When educators give students the opportunity to blog about their learning a new type of interactive experience deepens and enhances the learning process. Students learn to read more critically, think about that reading more analytically, and write more clearly. They are building relationships with peers, teachers, mentors and professionals who interact with them through their blog. Classroom blogs can be created by individual students or authored by the entire class. They can showcase student work, be a collaborative space, ePortfolio, class portal or even an online filing cabinet of shared images, resources or knowledge content. Blogs are the ultimate collaborative learning tool because the real benefit of blogging comes when there is an authentic audience that reads and responds to the blog posts and then the student bloggers respond back. Comments4Kids is a way for students and teachers to find blogs to comment on and to get their own posts commented on. Comments4Kids is a great way to teach your students appropriate digital citizenship skills in an authentic learning environment. Think blogging is just for older kids? Check out this list of primary age blogs organized by blogging platform.
Some student-friendly blogging platforms are: EduBlogs, KidBlog, Class Blogmeister, ePals, and Blogger (not part of Google Apps for Education core suite and must be activated by admin). Teachers who want to blog might also consider these platforms: WordPress, Posterous, TypePad, LiveJournal orTumblr.

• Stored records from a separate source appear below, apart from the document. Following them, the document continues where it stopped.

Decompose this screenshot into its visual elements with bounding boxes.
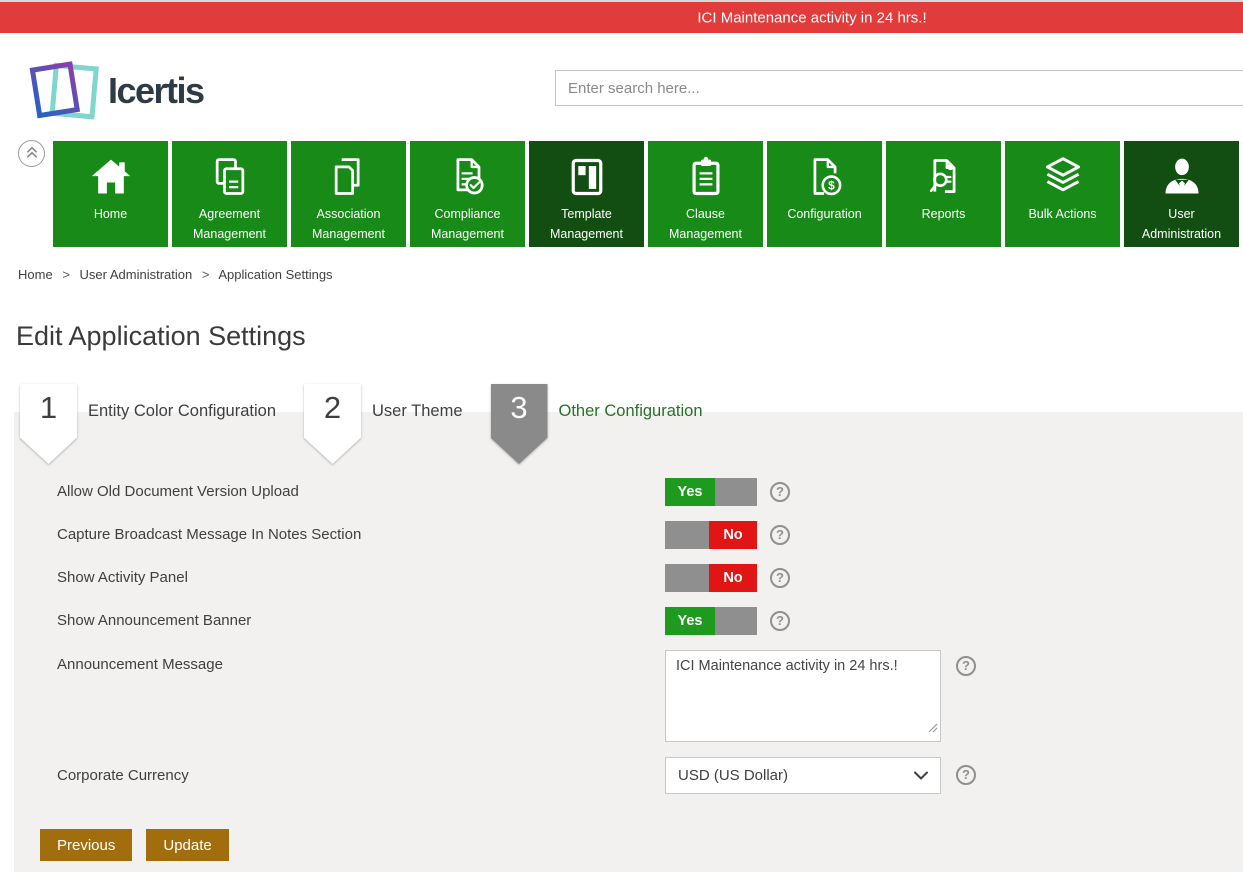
nav-tile-label: Home bbox=[90, 204, 131, 224]
field-capture-broadcast-message: Capture Broadcast Message In Notes Secti… bbox=[57, 521, 1243, 549]
nav-tile-label: Template Management bbox=[529, 204, 644, 244]
toggle-knob: Yes bbox=[665, 478, 715, 506]
tab-other-configuration[interactable]: 3 Other Configuration bbox=[491, 384, 731, 438]
field-label: Corporate Currency bbox=[57, 757, 665, 794]
field-show-announcement-banner: Show Announcement Banner Yes ? bbox=[57, 607, 1243, 635]
field-show-activity-panel: Show Activity Panel No ? bbox=[57, 564, 1243, 592]
nav-tile-clause-management[interactable]: Clause Management bbox=[648, 141, 763, 247]
home-icon bbox=[88, 141, 134, 199]
nav-tile-label: Association Management bbox=[291, 204, 406, 244]
nav-tile-home[interactable]: Home bbox=[53, 141, 168, 247]
toggle-knob: No bbox=[709, 564, 757, 592]
announcement-message-textarea[interactable]: ICI Maintenance activity in 24 hrs.! bbox=[665, 650, 941, 742]
icertis-logo[interactable]: Icertis bbox=[26, 55, 204, 126]
field-allow-old-document-version-upload: Allow Old Document Version Upload Yes ? bbox=[57, 478, 1243, 506]
tab-entity-color-configuration[interactable]: 1 Entity Color Configuration bbox=[20, 384, 304, 438]
help-icon[interactable]: ? bbox=[770, 568, 790, 588]
breadcrumb-separator: > bbox=[202, 267, 210, 282]
nav-tile-label: Agreement Management bbox=[172, 204, 287, 244]
announcement-message-wrap: ICI Maintenance activity in 24 hrs.! bbox=[665, 650, 941, 742]
agreement-icon bbox=[207, 141, 253, 199]
tab-badge: 3 bbox=[491, 384, 548, 464]
announcement-banner: ICI Maintenance activity in 24 hrs.! bbox=[0, 2, 1243, 33]
reports-icon bbox=[921, 141, 967, 199]
tab-user-theme[interactable]: 2 User Theme bbox=[304, 384, 490, 438]
page-title: Edit Application Settings bbox=[16, 318, 1243, 354]
nav-tile-association-management[interactable]: Association Management bbox=[291, 141, 406, 247]
bulk-actions-icon bbox=[1040, 141, 1086, 199]
tab-number: 1 bbox=[20, 384, 77, 464]
field-label: Show Announcement Banner bbox=[57, 607, 665, 635]
nav-tile-label: User Administration bbox=[1124, 204, 1239, 244]
nav-tile-label: Clause Management bbox=[648, 204, 763, 244]
nav-tile-agreement-management[interactable]: Agreement Management bbox=[172, 141, 287, 247]
nav-tile-configuration[interactable]: $ Configuration bbox=[767, 141, 882, 247]
compliance-icon bbox=[445, 141, 491, 199]
icertis-logo-text: Icertis bbox=[108, 70, 204, 112]
clause-icon bbox=[683, 141, 729, 199]
tab-badge: 1 bbox=[20, 384, 77, 464]
nav-tile-user-administration[interactable]: User Administration bbox=[1124, 141, 1239, 247]
help-icon[interactable]: ? bbox=[770, 611, 790, 631]
nav-tile-template-management[interactable]: Template Management bbox=[529, 141, 644, 247]
main-navigation: Home Agreement Management Association Ma… bbox=[0, 141, 1243, 247]
help-icon[interactable]: ? bbox=[956, 765, 976, 785]
breadcrumb-user-administration[interactable]: User Administration bbox=[80, 267, 193, 282]
breadcrumb-application-settings: Application Settings bbox=[218, 267, 332, 282]
search-input[interactable] bbox=[555, 70, 1243, 106]
user-administration-icon bbox=[1159, 141, 1205, 199]
template-icon bbox=[564, 141, 610, 199]
tab-label: User Theme bbox=[372, 384, 462, 438]
update-button[interactable]: Update bbox=[146, 829, 228, 861]
tab-number: 2 bbox=[304, 384, 361, 464]
field-label: Show Activity Panel bbox=[57, 564, 665, 592]
nav-tile-bulk-actions[interactable]: Bulk Actions bbox=[1005, 141, 1120, 247]
configuration-icon: $ bbox=[802, 141, 848, 199]
app-header: Icertis bbox=[0, 33, 1243, 141]
field-label: Allow Old Document Version Upload bbox=[57, 478, 665, 506]
toggle-show-activity-panel[interactable]: No bbox=[665, 564, 757, 592]
double-chevron-up-icon bbox=[22, 141, 42, 166]
field-label: Announcement Message bbox=[57, 650, 665, 742]
help-icon[interactable]: ? bbox=[770, 482, 790, 502]
chevron-down-icon bbox=[914, 767, 928, 784]
other-configuration-panel: Allow Old Document Version Upload Yes ? … bbox=[14, 412, 1243, 872]
nav-tile-label: Reports bbox=[918, 204, 970, 224]
form-actions: Previous Update bbox=[40, 829, 1243, 861]
resize-handle-icon[interactable] bbox=[928, 720, 938, 738]
nav-tile-reports[interactable]: Reports bbox=[886, 141, 1001, 247]
field-corporate-currency: Corporate Currency USD (US Dollar) ? bbox=[57, 757, 1243, 794]
association-icon bbox=[326, 141, 372, 199]
nav-tile-label: Configuration bbox=[783, 204, 865, 224]
selected-currency: USD (US Dollar) bbox=[678, 767, 788, 784]
nav-tile-label: Bulk Actions bbox=[1024, 204, 1100, 224]
field-announcement-message: Announcement Message ICI Maintenance act… bbox=[57, 650, 1243, 742]
toggle-knob: Yes bbox=[665, 607, 715, 635]
collapse-menu-button[interactable] bbox=[18, 140, 45, 167]
toggle-knob: No bbox=[709, 521, 757, 549]
breadcrumb: Home > User Administration > Application… bbox=[18, 267, 1243, 282]
breadcrumb-home[interactable]: Home bbox=[18, 267, 53, 282]
announcement-banner-text: ICI Maintenance activity in 24 hrs.! bbox=[697, 9, 926, 26]
tab-label: Entity Color Configuration bbox=[88, 384, 276, 438]
nav-tile-label: Compliance Management bbox=[410, 204, 525, 244]
toggle-capture-broadcast-message[interactable]: No bbox=[665, 521, 757, 549]
icertis-logo-mark-icon bbox=[26, 55, 104, 126]
tab-label: Other Configuration bbox=[559, 384, 703, 438]
corporate-currency-select[interactable]: USD (US Dollar) bbox=[665, 757, 941, 794]
svg-text:$: $ bbox=[828, 178, 835, 192]
tab-badge: 2 bbox=[304, 384, 361, 464]
toggle-allow-old-document-version-upload[interactable]: Yes bbox=[665, 478, 757, 506]
help-icon[interactable]: ? bbox=[956, 656, 976, 676]
toggle-show-announcement-banner[interactable]: Yes bbox=[665, 607, 757, 635]
help-icon[interactable]: ? bbox=[770, 525, 790, 545]
tab-number: 3 bbox=[491, 384, 548, 464]
previous-button[interactable]: Previous bbox=[40, 829, 132, 861]
nav-tiles: Home Agreement Management Association Ma… bbox=[53, 141, 1243, 247]
wizard-tabs: 1 Entity Color Configuration 2 User Them… bbox=[0, 384, 1243, 438]
field-label: Capture Broadcast Message In Notes Secti… bbox=[57, 521, 665, 549]
nav-tile-compliance-management[interactable]: Compliance Management bbox=[410, 141, 525, 247]
breadcrumb-separator: > bbox=[62, 267, 70, 282]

An online discussion board provides asynchronous written conversation about a topic or theme. One of benefits of using a discussion board is that it levels the playing field and gives every student an opportunity to share and have their opinions read. This is especially helpful for the introvert who needs time to compose their thoughts without being interrupted during a face-to-face classroom discussion. It can also extend the conversation beyond the classroom, provide a platform to demonstrate understanding of the content being learned and build connectiveness among classmates. The limitations of not seeing facial expressions, body language and vocal inflections can sometimes cause confusion with written text as opposed to web conferencing, but the convenience of composing offline, posting when ready, and ease of use makes written discussion forums a popular choice with older elementary through high school students. Caitlin Tucker has some great advice: Dos and Don’ts of Online Student Communication. Edutopia has put together the Mastering Online Discussion Forum Resource Guide at: http://www.edutopia.org/pdfs/stw/edutopia-onlinelearning-mastering-online-discussion-board-facilitation.pdf
Some popular platforms for discussion forums are:
- Learning Management Systems: Schoology, Haiku (both have Google Apps integration), Blackboard, and Moodle (Open Source). These are much more involved and will require IT department to set up the system for a school.
- Online learning platforms: Schoology (Individual teacher), Edmodo and Collaborize Classroom - These are more of a social learning network but also include discussion forums. They can easily be set up by an individual teacher.